Die Revolution von oben

Aus den Trümmern des Osmanischen Reiches, das im Ersten Weltkrieg besiegt worden war, hat Mustafa Kemal 1923 die Türkische Republik gegründet. Es sollte ein neuer, moderner, säkularer Staat werden. Die diktierten gesellschaftlichen Reformen waren mit der Übernahme europäischer Rechtssysteme, Einführung der lateinischen Schrift und des europäischen Kalenders sowie der Gleichstellung der Geschlechter gewaltig. Mit Erlass des Familiengesetzes nahm Mustafa Kemal den Namen Atatürk an, „Vater der Türken“. 

Was nicht gelang, war, der Revolution von oben einen wirtschaftlichen Unterbau zu geben. Can Dündar bilanziert den großen Brückenschlag zwischen Orient und Okzident: „Mit einem erschöpften Heer hatte er den Befreiungskrieg gewonnen, anstelle eines 600-jährigen Reiches die Republik gegründet, das Schicksal einer Nation verändert, eine Gesellschaft komplett transformiert (…), doch es war ihm nicht gelungen, die jahrhundertealten Überzeugungen, Vorurteile und Tabus auszumerzen, er hatte sie lediglich in den Untergrund drängen können (…). 

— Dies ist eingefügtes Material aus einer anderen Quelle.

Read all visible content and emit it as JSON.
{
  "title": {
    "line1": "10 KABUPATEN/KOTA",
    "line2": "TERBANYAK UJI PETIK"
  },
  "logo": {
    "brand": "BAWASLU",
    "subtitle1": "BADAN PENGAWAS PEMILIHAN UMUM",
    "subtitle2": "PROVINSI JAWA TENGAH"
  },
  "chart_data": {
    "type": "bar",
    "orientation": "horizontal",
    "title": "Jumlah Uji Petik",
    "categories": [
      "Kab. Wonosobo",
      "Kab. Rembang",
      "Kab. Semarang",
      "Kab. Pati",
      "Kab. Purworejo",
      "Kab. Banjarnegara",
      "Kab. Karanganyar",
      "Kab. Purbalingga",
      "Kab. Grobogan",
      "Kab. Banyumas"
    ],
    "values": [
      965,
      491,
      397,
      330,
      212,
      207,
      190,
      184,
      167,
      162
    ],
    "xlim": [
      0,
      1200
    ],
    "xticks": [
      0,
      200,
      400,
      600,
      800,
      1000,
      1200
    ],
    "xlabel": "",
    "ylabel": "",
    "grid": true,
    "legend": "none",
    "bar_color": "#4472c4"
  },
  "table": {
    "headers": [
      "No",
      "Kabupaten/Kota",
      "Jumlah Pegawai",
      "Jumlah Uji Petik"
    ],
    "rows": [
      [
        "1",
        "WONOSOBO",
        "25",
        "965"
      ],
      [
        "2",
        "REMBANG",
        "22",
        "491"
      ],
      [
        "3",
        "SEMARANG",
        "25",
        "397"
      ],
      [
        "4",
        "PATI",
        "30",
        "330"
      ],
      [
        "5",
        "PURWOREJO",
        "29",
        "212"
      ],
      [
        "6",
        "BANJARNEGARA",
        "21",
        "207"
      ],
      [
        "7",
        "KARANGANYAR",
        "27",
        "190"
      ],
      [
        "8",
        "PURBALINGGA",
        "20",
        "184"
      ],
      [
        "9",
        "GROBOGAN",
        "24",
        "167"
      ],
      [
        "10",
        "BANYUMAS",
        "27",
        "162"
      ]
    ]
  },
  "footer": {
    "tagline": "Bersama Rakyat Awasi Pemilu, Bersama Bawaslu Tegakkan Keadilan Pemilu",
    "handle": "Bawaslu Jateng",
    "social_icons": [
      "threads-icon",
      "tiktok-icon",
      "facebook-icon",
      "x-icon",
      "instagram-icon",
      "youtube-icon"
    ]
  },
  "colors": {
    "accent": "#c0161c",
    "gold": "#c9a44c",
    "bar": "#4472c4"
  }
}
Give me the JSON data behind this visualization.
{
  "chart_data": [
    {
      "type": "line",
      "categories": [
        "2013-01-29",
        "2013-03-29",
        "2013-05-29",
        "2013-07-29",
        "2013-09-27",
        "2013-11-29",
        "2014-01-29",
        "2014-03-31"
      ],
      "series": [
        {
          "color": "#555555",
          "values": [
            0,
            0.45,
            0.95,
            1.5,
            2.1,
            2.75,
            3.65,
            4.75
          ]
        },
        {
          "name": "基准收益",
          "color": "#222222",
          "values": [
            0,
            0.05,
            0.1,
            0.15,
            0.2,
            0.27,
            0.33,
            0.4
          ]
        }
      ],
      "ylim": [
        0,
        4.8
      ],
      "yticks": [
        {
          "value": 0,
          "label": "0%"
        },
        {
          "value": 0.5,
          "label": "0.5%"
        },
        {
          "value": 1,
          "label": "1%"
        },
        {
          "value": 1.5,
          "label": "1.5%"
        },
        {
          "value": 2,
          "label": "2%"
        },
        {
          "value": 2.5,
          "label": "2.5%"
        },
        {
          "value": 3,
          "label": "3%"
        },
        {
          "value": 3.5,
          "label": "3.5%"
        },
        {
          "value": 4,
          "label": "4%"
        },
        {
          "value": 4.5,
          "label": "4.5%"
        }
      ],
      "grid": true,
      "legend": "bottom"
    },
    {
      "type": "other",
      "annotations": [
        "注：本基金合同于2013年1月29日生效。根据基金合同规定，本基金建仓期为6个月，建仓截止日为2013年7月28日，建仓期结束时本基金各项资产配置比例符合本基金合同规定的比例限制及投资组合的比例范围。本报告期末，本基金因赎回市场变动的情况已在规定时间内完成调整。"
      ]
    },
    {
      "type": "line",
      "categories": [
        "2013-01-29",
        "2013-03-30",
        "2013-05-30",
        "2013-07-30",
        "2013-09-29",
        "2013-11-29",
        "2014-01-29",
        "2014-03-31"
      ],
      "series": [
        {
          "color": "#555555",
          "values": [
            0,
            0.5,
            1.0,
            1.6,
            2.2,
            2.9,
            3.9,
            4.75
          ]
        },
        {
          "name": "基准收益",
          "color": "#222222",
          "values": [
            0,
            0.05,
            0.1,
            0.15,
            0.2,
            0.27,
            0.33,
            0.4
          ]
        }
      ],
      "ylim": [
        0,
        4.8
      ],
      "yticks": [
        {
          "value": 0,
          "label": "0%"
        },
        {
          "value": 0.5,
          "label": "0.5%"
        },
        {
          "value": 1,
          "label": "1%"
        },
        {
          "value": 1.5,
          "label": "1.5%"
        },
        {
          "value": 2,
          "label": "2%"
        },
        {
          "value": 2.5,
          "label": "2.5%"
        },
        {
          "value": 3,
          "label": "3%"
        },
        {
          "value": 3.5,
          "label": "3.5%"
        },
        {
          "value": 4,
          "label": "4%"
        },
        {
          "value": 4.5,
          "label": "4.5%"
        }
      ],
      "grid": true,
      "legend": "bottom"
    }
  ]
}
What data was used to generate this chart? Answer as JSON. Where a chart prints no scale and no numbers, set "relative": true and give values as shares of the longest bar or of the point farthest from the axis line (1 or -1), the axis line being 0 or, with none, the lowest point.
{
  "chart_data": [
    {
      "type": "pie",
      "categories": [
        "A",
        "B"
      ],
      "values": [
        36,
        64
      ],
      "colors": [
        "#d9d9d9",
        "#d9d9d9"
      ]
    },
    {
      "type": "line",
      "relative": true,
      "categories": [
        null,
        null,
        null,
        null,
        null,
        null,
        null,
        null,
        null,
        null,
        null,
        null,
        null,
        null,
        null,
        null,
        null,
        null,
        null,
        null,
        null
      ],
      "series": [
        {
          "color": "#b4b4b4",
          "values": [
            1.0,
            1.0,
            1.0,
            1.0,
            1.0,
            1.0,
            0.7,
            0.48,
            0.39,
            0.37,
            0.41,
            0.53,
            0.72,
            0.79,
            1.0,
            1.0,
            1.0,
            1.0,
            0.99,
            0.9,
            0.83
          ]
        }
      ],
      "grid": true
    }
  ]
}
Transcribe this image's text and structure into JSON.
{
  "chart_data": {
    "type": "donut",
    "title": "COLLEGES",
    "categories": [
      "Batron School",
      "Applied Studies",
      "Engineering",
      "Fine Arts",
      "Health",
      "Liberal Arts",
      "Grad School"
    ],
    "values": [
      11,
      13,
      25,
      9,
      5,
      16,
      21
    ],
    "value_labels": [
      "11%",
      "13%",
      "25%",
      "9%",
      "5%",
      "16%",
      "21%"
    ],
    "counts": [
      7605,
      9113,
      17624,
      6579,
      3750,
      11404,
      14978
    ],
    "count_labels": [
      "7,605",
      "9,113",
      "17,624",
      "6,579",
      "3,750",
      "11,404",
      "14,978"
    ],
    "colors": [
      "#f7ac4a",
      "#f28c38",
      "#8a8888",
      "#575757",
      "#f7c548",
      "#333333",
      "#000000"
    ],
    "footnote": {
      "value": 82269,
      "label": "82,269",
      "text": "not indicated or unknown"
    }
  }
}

Die Atatürk-­Republik wird rückabgewickelt

Dennoch wurde die Türkei dank ihm und seinen Revolutionen in der islamischen Welt zu einem einzigartigen Musterbeispiel dafür, dass Demokratie und Laizismus langfristig koexistieren können.“ Von einer vollständigen Demokratisierung des Landes kann zu keinem Zeitpunkt die Rede sein. Minderheiten wie die Aleviten und Kurden erleben den Terror des „tiefen Staates“.

Mit Präsident Recep Tayyip Erdogan wird die Atatürk­Republik rückabgewickelt. Seit 20 Jahren an der Macht, erst als Ministerpräsident, seit 2014 als Staatschef, baut der Muslimbruder die Türkei zur Islamisten-Autokratie um. Erdogan ist mittlerweile „Alleinherrscher über Legislative, Exekutive, Justiz, Medien, Partei, Armee, Polizei, Kapital, Hochschulwesen“, bringt Dündar die bittere Entwicklung auf einen knappen Nenner. „Die rissige Brücke über den Bosporus“ ist hochinformativ, auch wenn man nicht alle Schlussfolgerungen des Autors teilen muss. 

Seine Unterteilung in Demokratien versus Autokratien etwa als Grundlage der Analyse und des Ausblicks ist zu nah an der moralisch verbrämten Außenpolitik der Ampelregierung und wird der Realität nur wenig gerecht. Ganz sicher beipflichten wird mein Freund Can Dündar aber der Kritik, dass die Nato kein Problem sieht in Erdogans Unterstützung für die islamistische Hamas, wie der westliche Militärpakt auch zu den völkerrechtswidrigen Angriffskriegen seines Mitglieds in Syrien und Irak schweigt.